In the Shiite holy city of Karbala, home to the two of the sect's most important shrines, a car bomb killed at least seven people, local hospital officials said. The explosives-packed vehicle was detonated using a wireless device, according to police who said three Iraqi officers were killed in the blast.

In a village near Baqubah, northeast of Baghdad, gunmen broke into a house and killed an entire Shiite family of 12, Iraqi officials said.

On Baghdad's outskirts, the funeral procession of Atwar Bahjat, a popular female TV anchor from the Al Arabiya station, was attacked Saturday as it passed through the town of Abu Ghraib. Two police officers were shot dead and five were wounded, officials said. Bahjat and two colleagues were killed Wednesday in Samarra as they were covering the shrine bombing.

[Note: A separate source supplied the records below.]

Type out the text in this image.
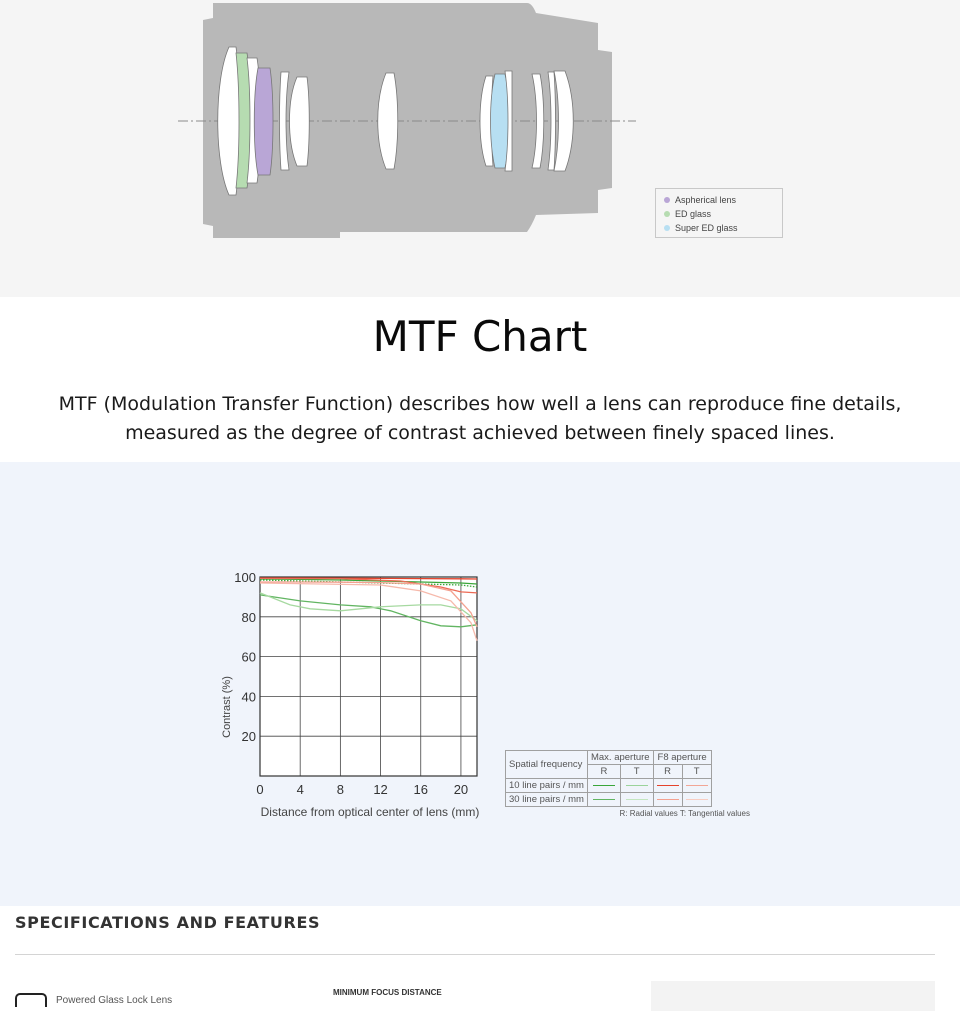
Aspherical lens
ED glass
Super ED glass
MTF Chart

MTF (Modulation Transfer Function) describes how well a lens can reproduce fine details, measured as the degree of contrast achieved between finely spaced lines.

0	4	8 12 16 20
20
40
60
80
100
Distance from optical center of lens (mm)
Contrast (%)
Spatial frequency	Max. aperture		F8 aperture	
	R	T	R	T
10 line pairs / mm				
30 line pairs / mm				
R: Radial values T: Tangential values
SPECIFICATIONS AND FEATURES
Powered Glass Lock Lens
MINIMUM FOCUS DISTANCE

In Baghdad, mortar rounds rained down on various neighborhoods starting at 8 a.m., killing three people in the impoverished Shiite neighborhood of Sadr City. Eight people were wounded in three attacks.

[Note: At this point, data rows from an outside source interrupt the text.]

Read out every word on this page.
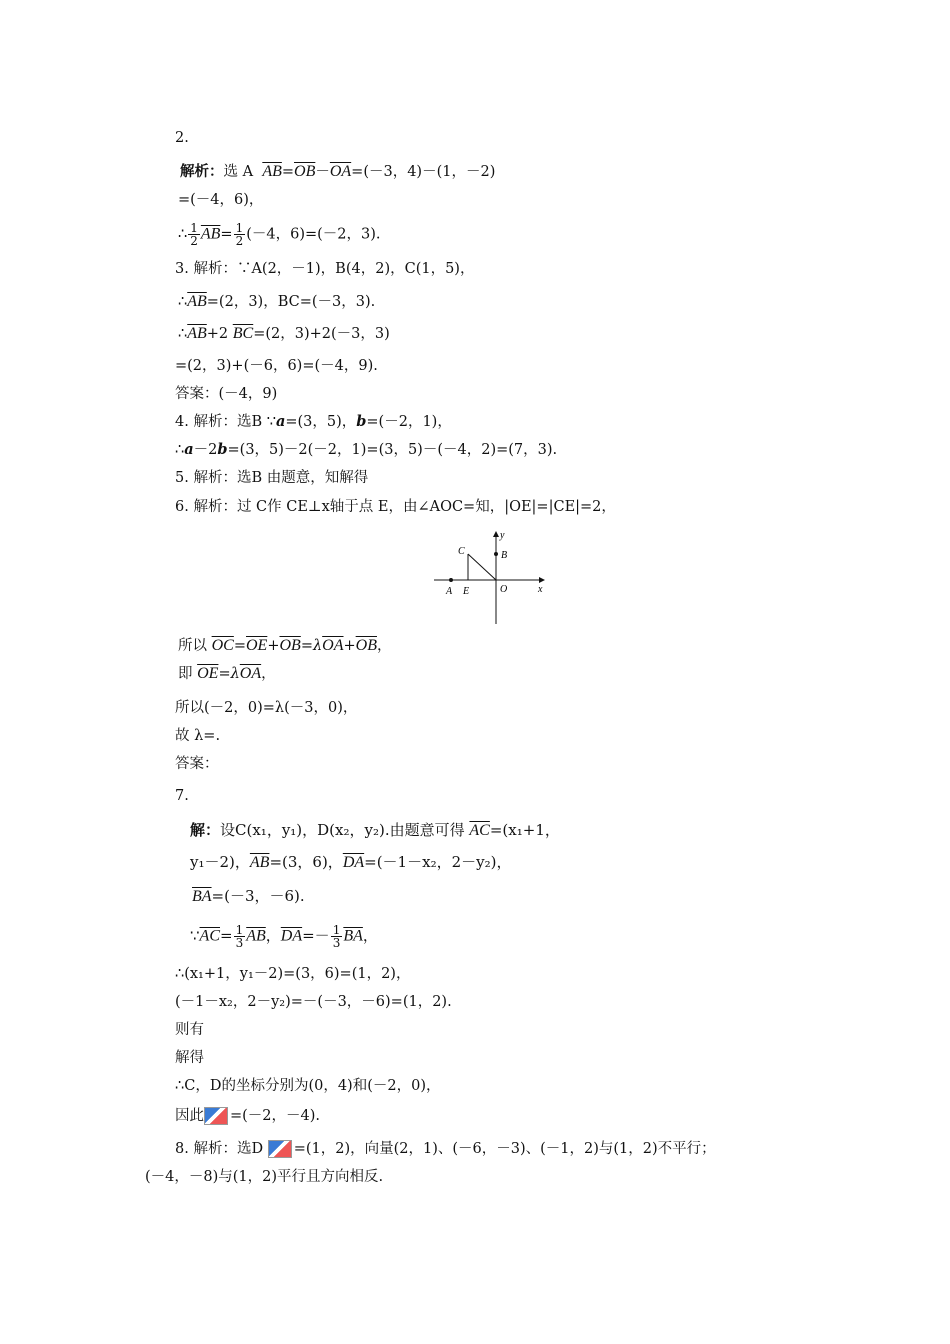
2.
解析：选 A $\overline{AB}=\overline{OB}-\overline{OA}=(-3$，4)－(1，－2)
=(－4，6)，
∴ $\frac{1}{2} \overline{AB}= \frac{1}{2} (-4$，6)=(－2，3).
3. 解析：∵A(2，－1)，B(4，2)，C(1，5)，
$\therefore\overline{AB}=(2$，3)，BC=(－3，3).
$\therefore\overline{AB}+2$ $\overline{BC}=(2$，3)+2(－3，3)
=(2，3)+(－6，6)=(－4，9).
答案：(－4，9)
4. 解析：选B ∵a=(3，5)，b=(－2，1)，
∴a－2b=(3，5)－2(－2，1)=(3，5)－(－4，2)=(7，3).
5. 解析：选B 由题意，知解得
6. 解析：过 C作 CE⊥x轴于点 E，由∠AOC=知，|OE|=|CE|=2，
A E	O	x
y
B
C
所以 $\overline{OC}=\overline{OE}+\overline{OB}=\lambda\overline{OA}+\overline{OB}$，
即 $\overline{OE}=\lambda\overline{OA}$，
所以(－2，0)=λ(－3，0)，
故 λ=.
答案：
7.
解：设C(x₁，y₁)，D(x₂，y₂).由题意可得 $\overline{AC}=(x_1+1$，
y₁－2)，$\overline{AB}=(3$，6)，$\overline{DA}=(-1-x_2$，2－y₂)，
$\overline{BA}=(-3$，－6).
$\because\overline{AC}= \frac{1}{3} \overline{AB}$，$\overline{DA}=- \frac{1}{3} \overline{BA}$，
∴(x₁+1，y₁－2)=(3，6)=(1，2)，
(－1－x₂，2－y₂)=－(－3，－6)=(1，2).
则有
解得
∴C，D的坐标分别为(0，4)和(－2，0)，
因此 =(－2，－4).
8. 解析：选D =(1，2)，向量(2，1)、(－6，－3)、(－1，2)与(1，2)不平行；
(－4，－8)与(1，2)平行且方向相反.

Just west of the capital, a roadside bomb exploded in Khan Dari, killing one police commando and injuring three.

Police reported the discovery of another 28 bodies Saturday morning, 15 of those in Baghdad and 13 in neighboring Diyala province, a mixed Sunni and Shiite area.

Late Saturday evening, appeals for help could be heard from a Sunni mosque in the western Baghdad neighborhood of Amariya.

"Help us, help us," a cleric called through the mosque loudspeakers as gunfire raged outside. "People of Amariya, come and help."

Defense Minister Saadoun Dulaimi said the government was ready to send tanks into the streets if necessary.

"There are armored brigades that are waiting for a sign to go at any time," Dulaimi said. Interior Ministry officials, meanwhile, announced that security forces would also seek to enforce a weapons ban.

Bush, in his phone calls, spoke to the leaders of each of Iraq's main political groups for the first time since the Samarra attack and the violence that followed.

"He encouraged them to continue to work together to thwart efforts of the perpetrators of the violence to sow discord among Iraq's communities," said Frederick Jones, a spokesman for the White House's National Security Council. "The president underscored his support for Iraqi efforts to build a government of national unity."

Among the leaders Bush spoke with were Prime Minister Jafari; President Jalal Talabani, a Kurd; Tariq Hashemi, a leader of the main Sunni coalition; Abdelaziz Hakim, leader of Iraq's largest Shiite political party; Hachim Hassani, a Sunni and speaker of the National Assembly; Iyad Allawi, a former interim premier who is a secular Shiite with Sunni allies; and Massoud Barzani, a Kurdish leader.

Hakim's Supreme Council for Islamic Revolution in Iraq said he told Bush that in the wake of the mosque bombing, Iraq, like the United States after the Sept. 11 attacks, needed to revive national security plans.